Personal information
- Date of birth: November 5, 1991 (age 33)
- Place of birth: Denton, Texas, United States
- Height: 1.70 m (5 ft 7 in)
- Position(s): Defender

College career
- Years: Team / Apps / (Gls)
- 2010–2013: North Texas Mean Green / 85 / (32)

Senior career*
- Years: Team / Apps / (Gls)
- 2014: Seattle Sounders Women
- 2015: Rävåsens IK / 19 / (3)
- 2016: Alamein FC
- 2017–2019: Celtic

= Kelsey Hodges =

American soccer player (born 1991)

Kelsey Hodges (born November 5, 1991) is an American former women's soccer player who played for Celtic.

==Early life and education==
Hodges was born in Denton, Texas, on November 5, 1991, to Kevin and Ann Hodges. She began playing soccer when she was five years old.

Hodges attended John H. Guyer High School, where she played on the varsity team all four years. In addition to soccer, she also lettered in basketball and track, where she set a school record for long jump. She later received a bachelor's in business marketing from the University of North Texas.

==Career==
From ages 12 to 15, Hodges participated in the United States' Olympic Development Programme; she later played for the Texas state team.

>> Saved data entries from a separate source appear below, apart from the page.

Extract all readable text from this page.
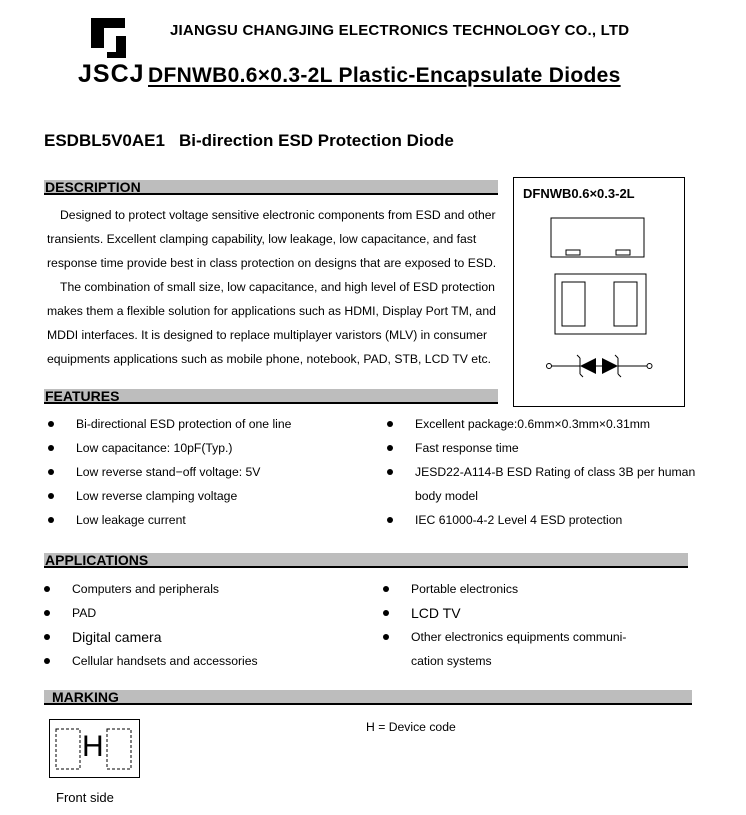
JSCJ
JIANGSU CHANGJING ELECTRONICS TECHNOLOGY CO., LTD
DFNWB0.6×0.3-2L Plastic-Encapsulate Diodes
ESDBL5V0AE1 Bi-direction ESD Protection Diode
DESCRIPTION
Designed to protect voltage sensitive electronic components from ESD and other
transients. Excellent clamping capability, low leakage, low capacitance, and fast
response time provide best in class protection on designs that are exposed to ESD.
The combination of small size, low capacitance, and high level of ESD protection
makes them a flexible solution for applications such as HDMI, Display Port TM, and
MDDI interfaces. It is designed to replace multiplayer varistors (MLV) in consumer
equipments applications such as mobile phone, notebook, PAD, STB, LCD TV etc.
DFNWB0.6×0.3-2L
FEATURES
Bi-directional ESD protection of one line
Low capacitance: 10pF(Typ.)
Low reverse stand−off voltage: 5V
Low reverse clamping voltage
Low leakage current
Excellent package:0.6mm×0.3mm×0.31mm
Fast response time
JESD22-A114-B ESD Rating of class 3B per human
body model
IEC 61000-4-2 Level 4 ESD protection
APPLICATIONS
Computers and peripherals
PAD
Digital camera
Cellular handsets and accessories
Portable electronics
LCD TV
Other electronics equipments communi-
cation systems
MARKING
H
Front side
H = Device code
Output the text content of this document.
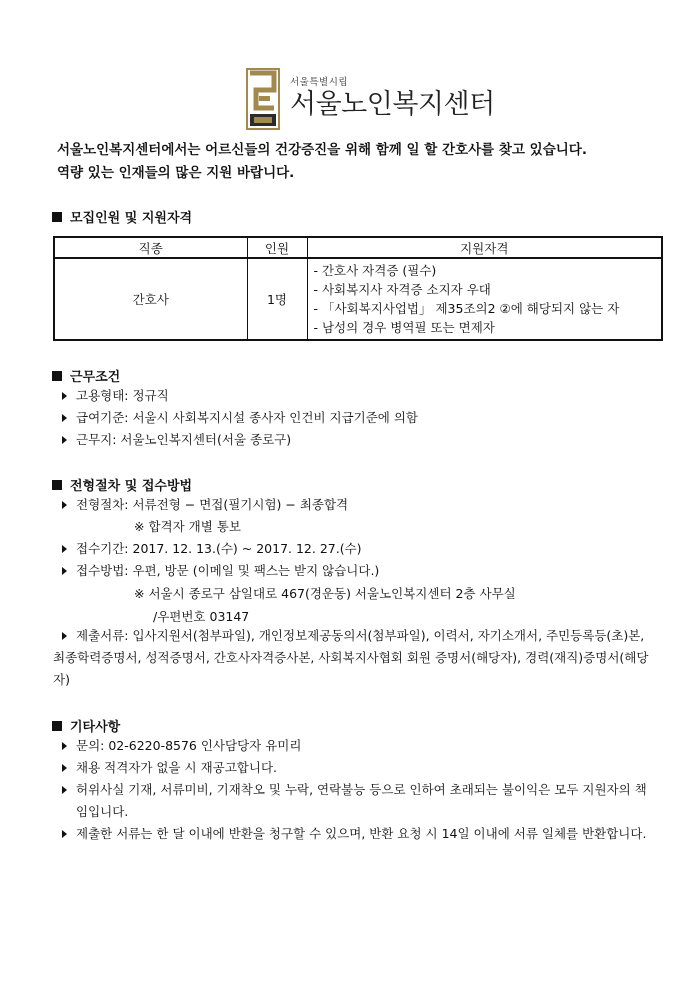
서울특별시립
서울노인복지센터

서울노인복지센터에서는 어르신들의 건강증진을 위해 함께 일 할 간호사를 찾고 있습니다.

역량 있는 인재들의 많은 지원 바랍니다.

모집인원 및 지원자격
직종	인원	지원자격
간호사	1명	- 간호사 자격증 (필수)
- 사회복지사 자격증 소지자 우대
- 「사회복지사업법」 제35조의2 ②에 해당되지 않는 자
- 남성의 경우 병역필 또는 면제자
근무조건
고용형태: 정규직
급여기준: 서울시 사회복지시설 종사자 인건비 지급기준에 의함
근무지: 서울노인복지센터(서울 종로구)
전형절차 및 접수방법
전형절차: 서류전형 − 면접(필기시험) − 최종합격
※ 합격자 개별 통보
접수기간: 2017. 12. 13.(수) ~ 2017. 12. 27.(수)
접수방법: 우편, 방문 (이메일 및 팩스는 받지 않습니다.)
※ 서울시 종로구 삼일대로 467(경운동) 서울노인복지센터 2층 사무실
/우편번호 03147
제출서류: 입사지원서(첨부파일), 개인정보제공동의서(첨부파일), 이력서, 자기소개서, 주민등록등(초)본, 최종학력증명서, 성적증명서, 간호사자격증사본, 사회복지사협회 회원 증명서(해당자), 경력(재직)증명서(해당자)
기타사항
문의: 02-6220-8576 인사담당자 유미리
채용 적격자가 없을 시 재공고합니다.
허위사실 기재, 서류미비, 기재착오 및 누락, 연락불능 등으로 인하여 초래되는 불이익은 모두 지원자의 책임입니다.
제출한 서류는 한 달 이내에 반환을 청구할 수 있으며, 반환 요청 시 14일 이내에 서류 일체를 반환합니다.
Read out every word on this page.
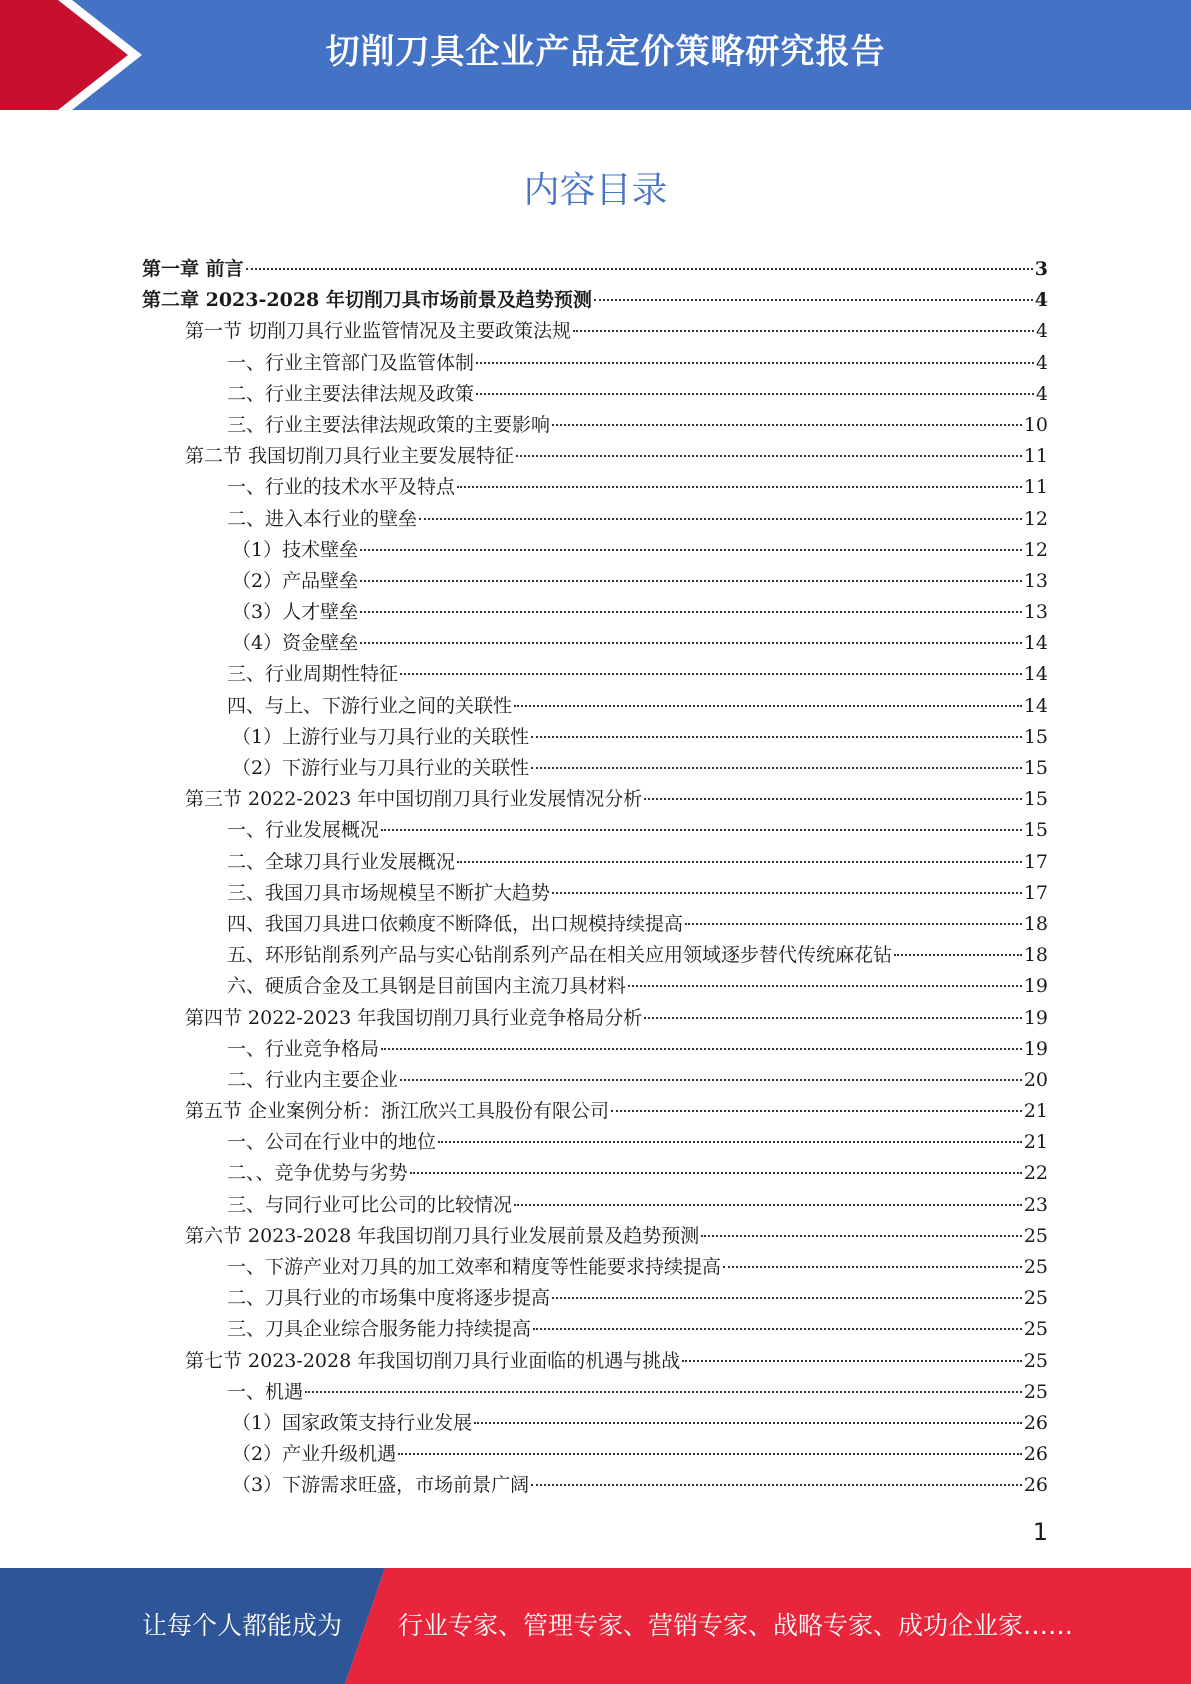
切削刀具企业产品定价策略研究报告
内容目录
第一章 前言	3
第二章 2023-2028 年切削刀具市场前景及趋势预测	4
第一节 切削刀具行业监管情况及主要政策法规	4
一、行业主管部门及监管体制	4
二、行业主要法律法规及政策	4
三、行业主要法律法规政策的主要影响	10
第二节 我国切削刀具行业主要发展特征	11
一、行业的技术水平及特点	11
二、进入本行业的壁垒	12
（1）技术壁垒	12
（2）产品壁垒	13
（3）人才壁垒	13
（4）资金壁垒	14
三、行业周期性特征	14
四、与上、下游行业之间的关联性	14
（1）上游行业与刀具行业的关联性	15
（2）下游行业与刀具行业的关联性	15
第三节 2022-2023 年中国切削刀具行业发展情况分析	15
一、行业发展概况	15
二、全球刀具行业发展概况	17
三、我国刀具市场规模呈不断扩大趋势	17
四、我国刀具进口依赖度不断降低，出口规模持续提高	18
五、环形钻削系列产品与实心钻削系列产品在相关应用领域逐步替代传统麻花钻	18
六、硬质合金及工具钢是目前国内主流刀具材料	19
第四节 2022-2023 年我国切削刀具行业竞争格局分析	19
一、行业竞争格局	19
二、行业内主要企业	20
第五节 企业案例分析：浙江欣兴工具股份有限公司	21
一、公司在行业中的地位	21
二、、竞争优势与劣势	22
三、与同行业可比公司的比较情况	23
第六节 2023-2028 年我国切削刀具行业发展前景及趋势预测	25
一、下游产业对刀具的加工效率和精度等性能要求持续提高	25
二、刀具行业的市场集中度将逐步提高	25
三、刀具企业综合服务能力持续提高	25
第七节 2023-2028 年我国切削刀具行业面临的机遇与挑战	25
一、机遇	25
（1）国家政策支持行业发展	26
（2）产业升级机遇	26
（3）下游需求旺盛，市场前景广阔	26
1
让每个人都能成为 行业专家、管理专家、营销专家、战略专家、成功企业家……
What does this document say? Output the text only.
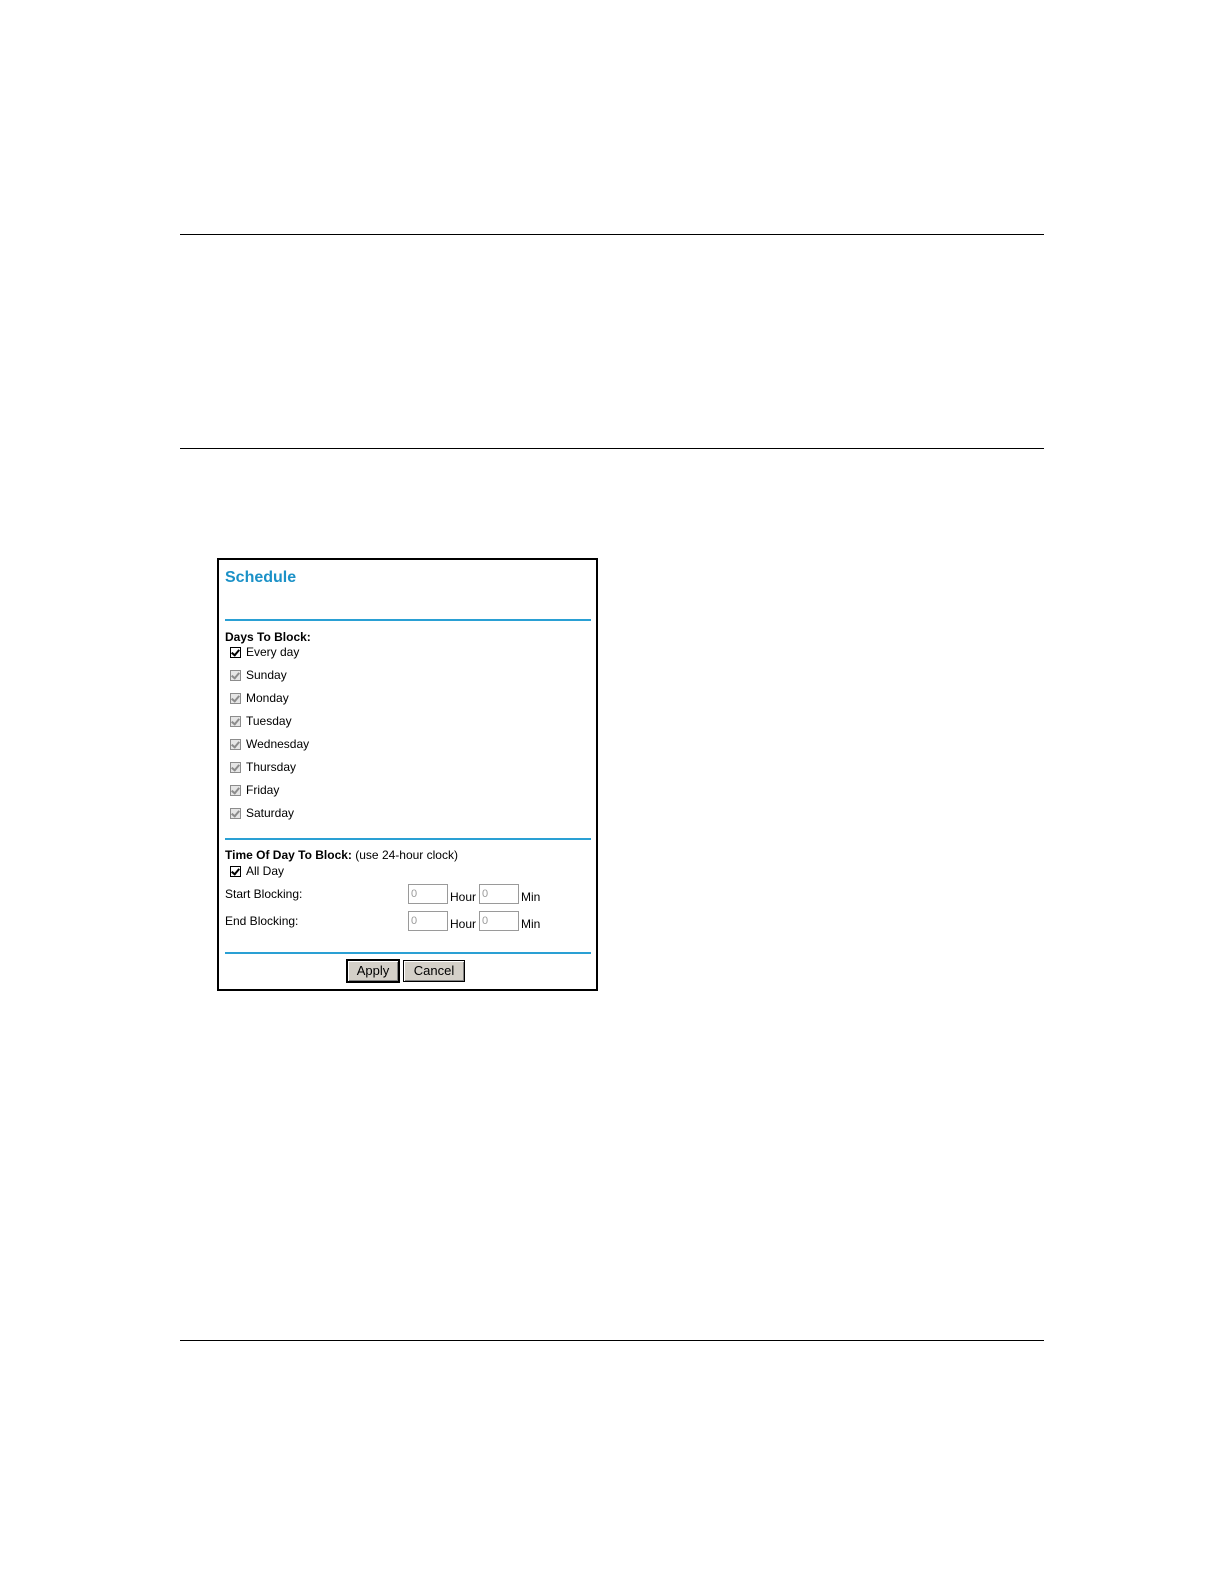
Schedule
Days To Block:
Every day
Sunday
Monday
Tuesday
Wednesday
Thursday
Friday
Saturday
Time Of Day To Block: (use 24-hour clock)
All Day
Start Blocking:	0	Hour 0	Min
End Blocking:	0	Hour 0	Min
Apply	Cancel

While attending University of North Texas, she played for the university's women's soccer team. She was a member of the All-Sun Belt First Team twice (2011, 2012), as well as a member of the First-Team All-C-USA (2013). In 2013, she was named the C-USA Defensive Player of the Year.

Hodges made her semi-professional debut in 2014 playing for Seattle Sounders Women, after which she played a year each for Rävåsens IK and Alamein FC.

she played semi-professionally for Women before moving to Sweden to Ravasens IK, followed by a stint in Australia with Alamein FC in Victoria.

In 2017, Hodges signed a long-term contract to play with Celtic F.C. Women.